The Blood Sugar Level

• It is lowered by promoting utilization and storage.

Factors Increasing Insulin Secretion

• Glucose, gastrointestinal hormones, proteins and amino acids, parasympathetic and beta-adrenergic stimulation, glucagon and growth hormone, tolbutamide, and incretin hormones.

Insulin Receptors

• It acts by tethering a plasma membrane containing receptor, forming an elaborate compound with smaller segments inside-2 alpha (to welcome insulin), and 2 beta (cytoplasmic section.)

Decreased insulin

• Is caused by epinephrine and alpha-adrenergic stimulation.

Action of Corticosteroids

• They act primarily through the gluconeogenesis and glycogen deposition.

Effects Of Diabetes on Protein Metabolism

• The increased breakdown of proteins and amino acids to provide gluconeogenesis substrates causes muscle wasting.

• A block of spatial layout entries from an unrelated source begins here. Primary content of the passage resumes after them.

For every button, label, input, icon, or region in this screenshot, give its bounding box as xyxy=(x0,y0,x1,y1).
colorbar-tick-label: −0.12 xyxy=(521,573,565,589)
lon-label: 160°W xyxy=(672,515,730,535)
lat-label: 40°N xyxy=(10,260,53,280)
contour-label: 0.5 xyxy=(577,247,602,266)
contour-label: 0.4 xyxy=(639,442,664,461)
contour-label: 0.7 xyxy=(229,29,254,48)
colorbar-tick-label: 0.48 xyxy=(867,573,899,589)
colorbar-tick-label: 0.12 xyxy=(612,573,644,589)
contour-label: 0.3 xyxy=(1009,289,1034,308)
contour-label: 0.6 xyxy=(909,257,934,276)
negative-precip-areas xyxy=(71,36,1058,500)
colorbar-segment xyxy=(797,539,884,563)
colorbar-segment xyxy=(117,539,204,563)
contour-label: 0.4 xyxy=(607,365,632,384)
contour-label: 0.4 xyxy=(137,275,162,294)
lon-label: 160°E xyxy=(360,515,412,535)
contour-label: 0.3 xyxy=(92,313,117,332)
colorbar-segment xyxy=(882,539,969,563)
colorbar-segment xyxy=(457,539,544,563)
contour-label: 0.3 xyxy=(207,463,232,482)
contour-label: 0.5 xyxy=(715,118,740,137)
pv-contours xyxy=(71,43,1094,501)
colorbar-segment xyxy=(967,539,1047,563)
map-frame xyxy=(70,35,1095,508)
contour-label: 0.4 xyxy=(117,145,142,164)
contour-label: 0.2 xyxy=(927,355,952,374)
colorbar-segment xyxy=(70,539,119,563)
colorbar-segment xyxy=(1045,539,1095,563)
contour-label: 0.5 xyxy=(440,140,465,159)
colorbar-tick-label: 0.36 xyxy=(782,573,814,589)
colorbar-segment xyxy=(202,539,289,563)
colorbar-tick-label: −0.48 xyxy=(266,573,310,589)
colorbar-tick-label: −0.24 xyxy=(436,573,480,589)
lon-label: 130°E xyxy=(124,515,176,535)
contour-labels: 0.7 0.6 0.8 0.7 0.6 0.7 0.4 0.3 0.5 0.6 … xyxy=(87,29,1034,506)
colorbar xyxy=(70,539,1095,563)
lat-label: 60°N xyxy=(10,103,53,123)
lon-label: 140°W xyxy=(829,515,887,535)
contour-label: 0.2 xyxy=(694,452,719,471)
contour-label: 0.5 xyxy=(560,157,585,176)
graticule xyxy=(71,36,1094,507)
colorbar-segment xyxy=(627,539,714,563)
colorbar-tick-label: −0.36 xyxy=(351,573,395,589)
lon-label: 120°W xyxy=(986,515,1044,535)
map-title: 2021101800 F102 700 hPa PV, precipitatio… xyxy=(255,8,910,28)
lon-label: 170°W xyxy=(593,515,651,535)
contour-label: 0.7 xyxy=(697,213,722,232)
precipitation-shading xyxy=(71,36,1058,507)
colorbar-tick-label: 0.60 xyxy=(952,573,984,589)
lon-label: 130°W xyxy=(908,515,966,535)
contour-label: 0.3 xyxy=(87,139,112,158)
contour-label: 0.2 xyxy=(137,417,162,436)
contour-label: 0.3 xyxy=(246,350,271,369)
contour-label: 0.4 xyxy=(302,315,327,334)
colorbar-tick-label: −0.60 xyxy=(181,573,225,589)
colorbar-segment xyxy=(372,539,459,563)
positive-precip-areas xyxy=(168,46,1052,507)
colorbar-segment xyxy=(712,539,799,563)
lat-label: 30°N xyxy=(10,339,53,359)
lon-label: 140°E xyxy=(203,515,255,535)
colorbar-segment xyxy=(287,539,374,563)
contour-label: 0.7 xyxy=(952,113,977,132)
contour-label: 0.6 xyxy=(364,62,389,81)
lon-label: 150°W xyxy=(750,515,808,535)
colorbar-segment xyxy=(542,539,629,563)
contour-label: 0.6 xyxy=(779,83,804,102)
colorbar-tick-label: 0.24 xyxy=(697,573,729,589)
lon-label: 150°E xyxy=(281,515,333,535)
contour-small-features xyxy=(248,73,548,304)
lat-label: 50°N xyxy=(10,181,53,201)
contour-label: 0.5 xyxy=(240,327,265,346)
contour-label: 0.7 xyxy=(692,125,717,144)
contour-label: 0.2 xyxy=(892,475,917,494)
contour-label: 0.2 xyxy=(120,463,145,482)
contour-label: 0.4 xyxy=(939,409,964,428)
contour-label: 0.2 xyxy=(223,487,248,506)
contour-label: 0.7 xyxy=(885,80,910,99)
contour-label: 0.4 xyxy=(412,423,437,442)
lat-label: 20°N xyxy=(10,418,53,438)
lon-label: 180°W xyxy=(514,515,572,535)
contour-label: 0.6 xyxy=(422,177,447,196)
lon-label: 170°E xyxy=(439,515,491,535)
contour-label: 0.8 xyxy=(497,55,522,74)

Cardinal Symptoms Of Metabolic Ramifications:

• Excessive blood glucose causes a urinary excretion.
• Causing glucosuria and related osmotic effect, there is more associated water causing polyuria.
• With greater polyuria-electrolyte disruption there is a stimulation of thirst.
• Patients tend to eat greater portions to replace glucose/protein losses.
• Breakdown of said protein/fat leads to weight loss, can be confused with cancer, AIDS, hyperthyroidism tuberculosis.
• Recurring infections like boils can form.

Diabetes Complications:

• One being ketoacidosis, more prevalent with type-1.
• Caused by excessive ketone excretion that results from high synthesis within extrahepatic tissues.

Diabetes Test:

• Rothera's test spots ketone bodies well in the urine, and for supportive evidence, electrolyle samples and acid-based gases are also viable tests.